Marriott details Sonder’s collapse and alleged safety threats
Marriott’s court filing outlines severe liquidity issues, guest risks, and millions owed as the failed partnership unravels
Marriott’s court filing provides a detailed account of Sonder’s rapid implosion, describing months of worsening financial distress and a breakdown in cooperation between the companies. The hotel group says Sonder’s liquidity evaporated so quickly that it faced an imminent shutdown of systems and staff, potentially leaving thousands of guests locked out mid-stay. Marriott argues it ended the licensing agreement to protect guest safety and manage the fallout, while Sonder maintains its collapse was driven by unexpected integration costs. The filing also reveals that Sonder owes Marriott nearly $18 million and has not actively assisted with guest remediation since entering liquidation.
Key takeaways
- Severe liquidity deterioration: Marriott states that Sonder had “little to no cash” by early November and lacked any viable contingency plan for an orderly wind-down.
- Unfulfilled reservations and advance payments: Sonder allegedly collected tens of millions in reservation payments for stays it later admitted it could not honor.
- Guest safety used as leverage: Marriott claims Sonder threatened to shut down property systems unless Marriott funded its wind-down, potentially locking guests out of rooms containing essential items.
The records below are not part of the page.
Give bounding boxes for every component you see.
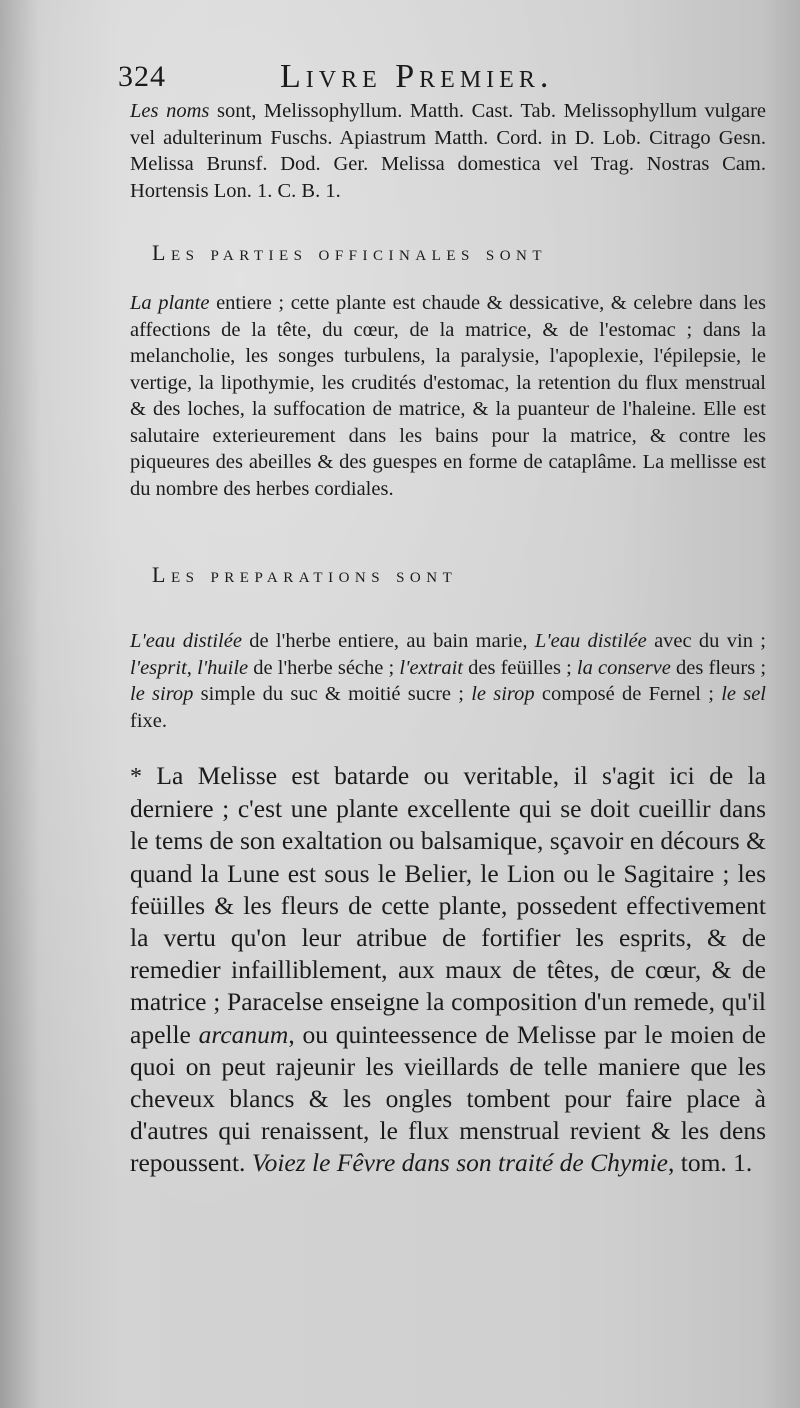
officinal-text: entiere ; cette plante est chaude & dessicative, & celebre dans les affections de la tête, du cœur, de la matrice, & de l'estomac ; dans la melancholie, les songes turbulens, la paralysie, l'apoplexie, l'épilepsie, le vertige, la lipothymie, les crudités d'estomac, la retention du flux menstrual & des loches, la suffocation de matrice, & la puanteur de l'haleine. Elle est salutaire exterieurement dans les bains pour la matrice, & contre les piqueures des abeilles & des guespes en forme de cataplâme. La mellisse est du nombre des herbes cordiales. xyxy=(130,292,767,500)
preparations-segment: de l'herbe entiere, au bain marie, xyxy=(241,630,535,652)
preparations-segment: l'extrait xyxy=(399,656,463,679)
preparations-segment: , xyxy=(186,656,198,679)
names-label: Les noms xyxy=(130,100,210,122)
note-segment: Voiez le Fêvre dans son traité de Chymie xyxy=(251,1148,668,1178)
preparations-segment: L'eau distilée xyxy=(534,630,647,652)
preparations-segment: simple du suc & moitié sucre ; xyxy=(193,683,472,705)
names-text: sont, Melissophyllum. Matth. Cast. Tab. Melissophyllum vulgare vel adulterinum Fuschs. Apiastrum Matth. Cord. in D. Lob. Citrago Gesn. Melissa Brunsf. Dod. Ger. Melissa domestica vel Trag. Nostras Cam. Hortensis Lon. 1. C. B. 1. xyxy=(130,100,767,202)
preparations-segment: l'huile xyxy=(197,656,249,679)
preparations-segment: le sel xyxy=(721,683,767,705)
note-text xyxy=(130,760,766,1180)
note-segment: , ou quinteessence de Melisse par le moien de quoi on peut rajeunir les vieillards de telle maniere que les cheveux blancs & les ongles tombent pour faire place à d'autres qui renaissent, le flux menstrual revient & les dens repoussent. xyxy=(130,1019,766,1178)
officinal-paragraph xyxy=(130,290,766,502)
section-heading-officinal: Les parties officinales sont xyxy=(152,240,548,265)
preparations-segment: de l'herbe séche ; xyxy=(248,656,400,679)
preparations-segment: composé de Fernel ; xyxy=(534,683,722,705)
section-heading-preparations: Les preparations sont xyxy=(152,562,458,587)
names-paragraph xyxy=(130,98,766,204)
preparations-segment: L'eau distilée xyxy=(130,630,242,652)
preparations-segment: des feüilles ; xyxy=(462,656,577,679)
page-number: 324 xyxy=(118,60,166,93)
note-segment: La Melisse est batarde ou veritable, il s'agit ici de la derniere ; c'est une plante excellente qui se doit cueillir dans le tems de son exaltation ou balsamique, sçavoir en décours & quand la Lune est sous le Belier, le Lion ou le Sagitaire ; les feüilles & les fleurs de cette plante, possedent effectivement la vertu qu'on leur atribue de fortifier les esprits, & de remedier infailliblement, aux maux de têtes, de cœur, & de matrice ; Paracelse enseigne la composition d'un remede, qu'il apelle xyxy=(130,761,766,1049)
preparations-segment: le sirop xyxy=(130,683,194,705)
preparations-paragraph xyxy=(130,628,766,734)
preparations-segment: l'esprit xyxy=(130,656,187,679)
preparations-segment: des fleurs ; xyxy=(670,656,767,679)
preparations-text xyxy=(130,628,766,734)
preparations-segment: la conserve xyxy=(576,656,671,679)
preparations-segment: fixe. xyxy=(130,709,167,732)
note-paragraph xyxy=(130,760,766,1180)
preparations-segment: le sirop xyxy=(471,683,535,705)
note-segment: arcanum xyxy=(198,1019,289,1049)
note-segment: , tom. 1. xyxy=(667,1148,753,1178)
running-head: Livre Premier. xyxy=(280,58,554,95)
officinal-lead: La plante xyxy=(130,292,210,314)
note-star: * xyxy=(130,764,142,790)
preparations-segment: avec du vin ; xyxy=(646,630,766,652)
page-header xyxy=(118,58,638,98)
- Rejected funding requests: Sonder asked Marriott for $28 million, later revised to $14.3 million, to support the wind-down; Marriott declined both requests.
- Immediate termination to protect guests: Marriott says it ended the agreement on Nov. 7 to take control of guest communications and activate emergency measures for relocations.
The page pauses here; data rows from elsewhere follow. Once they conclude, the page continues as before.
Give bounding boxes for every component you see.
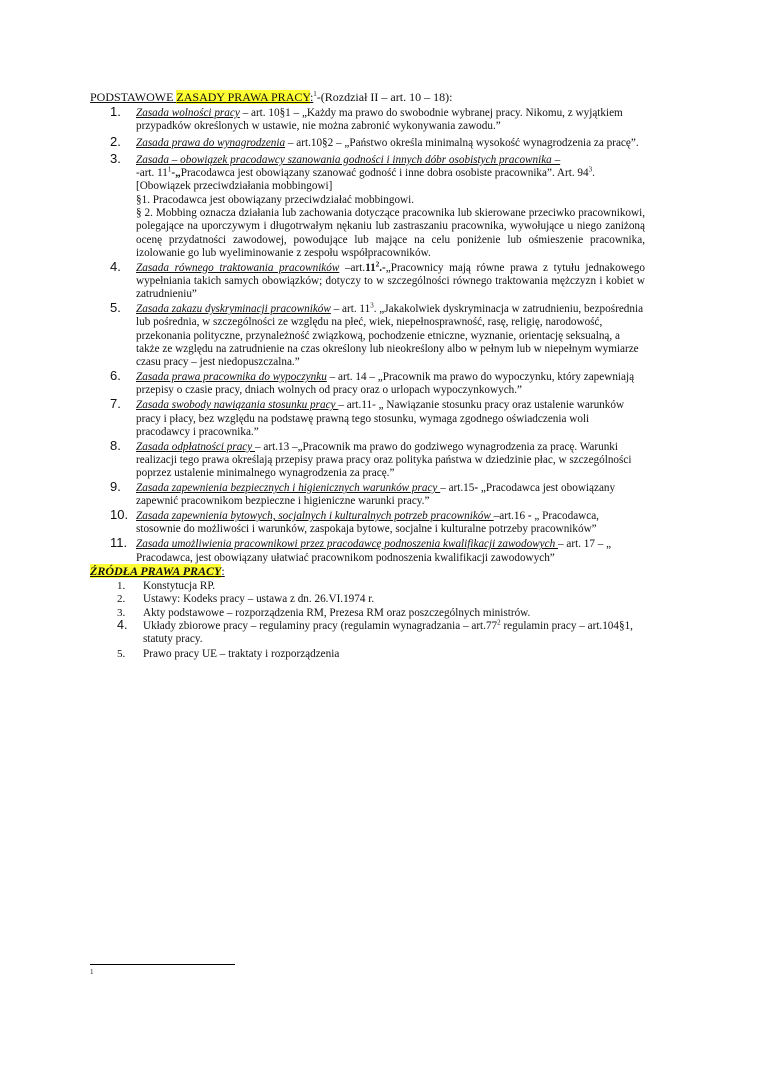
principle-text: – art. 17 – „ Pracodawca, jest obowiązany ułatwiać pracownikom podnoszenia kwalifikacji zawodowych”	[136, 538, 612, 564]
principle-text: – art.13 –„Pracownik ma prawo do godziwego wynagrodzenia za pracę. Warunki realizacji tego prawa określają przepisy prawa pracy oraz polityka państwa w dziedzinie płac, w szczególności poprzez ustalenie minimalnego wynagrodzenia za pracę.”	[136, 440, 632, 480]
list-item	[90, 258, 645, 302]
sources-heading-highlight: ŹRÓDŁA PRAWA PRACY	[90, 564, 222, 578]
article-ref: – art. 11	[330, 303, 371, 316]
list-number: 3.	[117, 606, 126, 619]
list-number: 2.	[117, 593, 126, 606]
source-text: Konstytucja RP.	[143, 580, 216, 592]
list-number: 1.	[110, 104, 121, 119]
article-ref: – art.15	[440, 482, 475, 495]
list-number: 5.	[110, 300, 121, 316]
article-ref: -art. 11	[136, 167, 168, 180]
list-item	[90, 607, 645, 620]
principle-text: „ Pracodawca, stosownie do możliwości i warunków, zaspokaja bytowe, socjalne i kulturalne potrzeby pracowników”	[136, 510, 599, 536]
list-item	[90, 617, 645, 647]
principle-text: – art. 14 – „Pracownik ma prawo do wypoczynku, który zapewniają przepisy o czasie pracy, dniach wolnych od pracy oraz o urlopach wypoczynkowych.”	[136, 371, 635, 397]
paragraph-1: §1. Pracodawca jest obowiązany przeciwdziałać mobbingowi.	[136, 193, 415, 206]
footnote-mark: 1	[90, 968, 94, 976]
principle-text: . „Jakakolwiek dyskryminacja w zatrudnieniu, bezpośrednia lub pośrednia, w szczególności ze względu na płeć, wiek, niepełnosprawność, rasę, religię, narodowość, przekonania polityczne, przynależność związkową, pochodzenie etniczne, wyznanie, orientację seksualną, a także ze względu na zatrudnienie na czas określony lub nieokreślony albo w pełnym lub w niepełnym wymiarze czasu pracy – jest niedopuszczalna.”	[136, 303, 644, 369]
article-bold: -„	[171, 167, 181, 180]
list-item	[90, 580, 645, 593]
principle-text: – art.11- „ Nawiązanie stosunku pracy oraz ustalenie warunków pracy i płacy, bez względu na podstawę prawną tego stosunku, wymaga zgodnego oświadczenia woli pracodawcy i pracownika.”	[136, 399, 625, 438]
source-sup: 2	[497, 618, 501, 627]
list-item	[90, 133, 645, 150]
list-number: 4.	[117, 617, 128, 632]
principle-title: Zasada zapewnienia bytowych, socjalnych i kulturalnych potrzeb pracowników	[136, 510, 494, 523]
heading-colon: :	[309, 90, 314, 104]
article-bold: 11	[365, 261, 376, 274]
list-item	[90, 479, 645, 509]
article-ref: –art.16	[493, 510, 528, 523]
list-number: 2.	[110, 133, 121, 149]
source-text: regulamin pracy – art.104§1, statuty pracy.	[143, 619, 633, 646]
list-number: 7.	[110, 396, 121, 412]
heading-highlight: ZASADY PRAWA PRACY	[176, 90, 310, 104]
list-item	[90, 368, 645, 398]
list-item	[90, 437, 645, 481]
principle-text: „Pracodawca jest obowiązany zapewnić pracownikom bezpieczne i higieniczne warunki pracy.”	[136, 482, 616, 508]
article-sup: 2	[375, 260, 380, 269]
principle-text: „Pracownicy mają równe prawa z tytułu jednakowego wypełniania takich samych obowiązków; dotyczy to w szczególności równego traktowania mężczyzn i kobiet w zatrudnieniu”	[136, 261, 645, 301]
list-item	[90, 648, 645, 661]
principle-title: Zasada wolności pracy	[136, 107, 240, 119]
principle-title: Zasada odpłatności pracy	[136, 440, 256, 453]
article-sup: 3	[370, 301, 374, 310]
principle-title: Zasada równego traktowania pracowników	[136, 261, 340, 274]
principle-text: Pracodawca jest obowiązany szanować godność i inne dobra osobiste pracownika”. Art. 94	[180, 167, 589, 180]
principles-list	[90, 104, 645, 566]
article-bold: -	[474, 482, 479, 495]
footnote-separator	[90, 964, 235, 965]
article-sup: 3	[588, 165, 593, 174]
article-bold: .-	[379, 261, 386, 274]
source-text: Ustawy: Kodeks pracy – ustawa z dn. 26.VI.1974 r.	[143, 593, 375, 606]
article-bold: -	[527, 510, 532, 523]
list-item	[90, 535, 645, 565]
list-item	[90, 396, 645, 439]
footnote-ref[interactable]: 1	[313, 90, 317, 98]
list-number: 3.	[110, 150, 121, 166]
source-text: Prawo pracy UE – traktaty i rozporządzenia	[143, 648, 340, 661]
list-number: 6.	[110, 368, 121, 384]
list-number: 8.	[110, 437, 121, 453]
list-number: 11.	[110, 535, 128, 551]
sources-heading-colon: :	[221, 564, 225, 578]
list-item	[90, 300, 645, 369]
list-number: 1.	[117, 580, 126, 592]
principle-title: Zasada – obowiązek pracodawcy szanowania godności i innych dóbr osobistych pracownika –	[136, 153, 561, 166]
principle-text: – art. 10§1 – „Każdy ma prawo do swobodnie wybranej pracy. Nikomu, z wyjątkiem przypadków określonych w ustawie, nie można zabronić wykonywania zawodu.”	[136, 107, 623, 133]
source-text: Akty podstawowe – rozporządzenia RM, Prezesa RM oraz poszczególnych ministrów.	[143, 606, 531, 619]
list-item	[90, 507, 645, 537]
principle-title: Zasada swobody nawiązania stosunku pracy	[136, 399, 339, 412]
heading-prefix: PODSTAWOWE	[90, 90, 177, 104]
principle-title: Zasada prawa pracownika do wypoczynku	[136, 371, 327, 384]
heading-suffix: -(Rozdział II – art. 10 – 18):	[316, 90, 453, 104]
source-text: Układy zbiorowe pracy – regulaminy pracy (regulamin wynagradzania – art.77	[143, 619, 498, 632]
sources-heading	[90, 564, 225, 578]
list-number: 10.	[110, 507, 129, 523]
principle-title: Zasada zakazu dyskryminacji pracowników	[136, 303, 331, 316]
list-item	[90, 150, 645, 260]
principle-title: Zasada umożliwienia pracownikowi przez pracodawcę podnoszenia kwalifikacji zawodowych	[136, 538, 559, 551]
principle-title: Zasada prawa do wynagrodzenia	[136, 136, 286, 149]
main-heading	[90, 90, 452, 104]
article-sup: 1	[167, 165, 172, 174]
principle-text: – art.10§2 – „Państwo określa minimalną wysokość wynagrodzenia za pracę”.	[285, 136, 639, 149]
principle-title: Zasada zapewnienia bezpiecznych i higienicznych warunków pracy	[136, 482, 441, 495]
list-number: 5.	[117, 648, 126, 661]
sources-list	[90, 580, 645, 662]
article-ref: –art.	[339, 261, 366, 274]
paragraph-2: § 2. Mobbing oznacza działania lub zachowania dotyczące pracownika lub skierowane przeciwko pracownikowi, polegające na uporczywym i długotrwałym nękaniu lub zastraszaniu pracownika, wywołujące u niego zaniżoną ocenę przydatności zawodowej, powodujące lub mające na celu poniżenie lub ośmieszenie pracownika, izolowanie go lub wyeliminowanie z zespołu współpracowników.	[136, 207, 645, 259]
list-item	[90, 104, 645, 134]
principle-text: . [Obowiązek przeciwdziałania mobbingowi]	[136, 167, 595, 193]
list-number: 4.	[110, 258, 121, 274]
list-item	[90, 593, 645, 606]
list-number: 9.	[110, 479, 121, 495]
- Extensive global impact: More than 7,700 Sonder rooms were listed within Marriott’s system, with guests stranded worldwide when operations ceased.
- Payments routed solely to sonder: Even bookings made via Marriott channels were paid directly to Sonder, leaving Marriott owed approximately $17.7 million in fees.
- Limited post-collapse cooperation: Marriott asserts that Sonder has not meaningfully engaged in resolving guest issues since entering Chapter 7 liquidation.